Indre Šerpytytė (b. Vilnius, 1983) lives and works in London. She is a photographer and researcher exploring the phenomena of memory and trauma. She graduated with a first–class MA in Photography at the Royal College of Art (2009) and is currently doing her PhD at the RCA in London. Her work is represented in public and private collections, including the Victoria and Albert Museum, London.

She is the recipient of numerous awards including: Magenta Bright Spark Award (2010); Hyeres International Festival; National Media Museum Bursary (2009); Hoopers Gallery prize; Metro Imaging prize; Jerwood Photography award winner (2006); the Fujifilm Distinction Award; and the Terry O’Neill Award. Her work has been published and exhibited widely including recent shows at Tate Modern.

Coding the digital: from net art to post-human future

“The definition of post-digital suggests it has a feature of hybridity, a balance of physical and virtual. Aside from the hybridisation, we can point to the generation born in the 1990s, who do not remember times without computers; the ‘digital’ is a given for them, per se.“

Mindaugas Gapševičius (b. 1974) is an artist, facilitator, and curator living and working in Berlin, London and Vilnius. He earned his MA at Vilnius Academy of Arts in 1999 and started his MPHIL/PhD research program at Goldsmiths University in 2010.

Gapševičius has been an active participant in international new media art networks, which stimulated the formation of networks between Western countries and the Baltic States in the 1990s. His work is most associated with net art, software and interactive user interfaces.

Publication as practice

Povilas Utovka (b. 1981, Varena) lives and works in London. He is a designer who is passionate about “grids and solutions that are simple and well thought through”, working mostly on art publications. Utovka graduated from the Royal College of Art, London in 2009 and formed the design practice Present Perfect with Ivan Markovic in 2011.

Together they have worked on exhibition catalogues and identities for Jimmie Durham, Jonas Mekas, Rose Wylie and various other artists. Utovka lives and works in New York.

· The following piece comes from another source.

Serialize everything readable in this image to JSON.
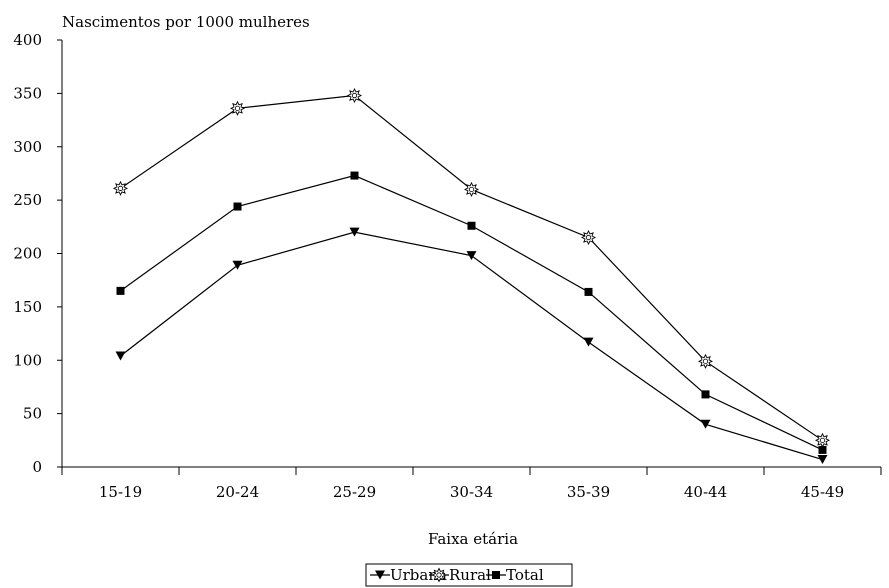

Where tradition Mmets sinology

Eglė Jauncėms (b. 1984) is a visual artist currently working in London. After studying Sinology at university in Vilnius and Taipei, Jauncems moved to London where she gained a second BA in Weaving at Chelsea College of Art and Design. Her recent shows include Khobs at the Marrakech Biennial; Reproduction Failure curated by Slate Projects at Maybe a Vole Gallery (London); and Multiplied Art Fair presented by London Print Studio.

In 2015 Egle was a participant on the The Reykjavik Association of Icelandic Visual Arts residency and later in the same year she was awarded the first Hockney Arts Foundation Grant.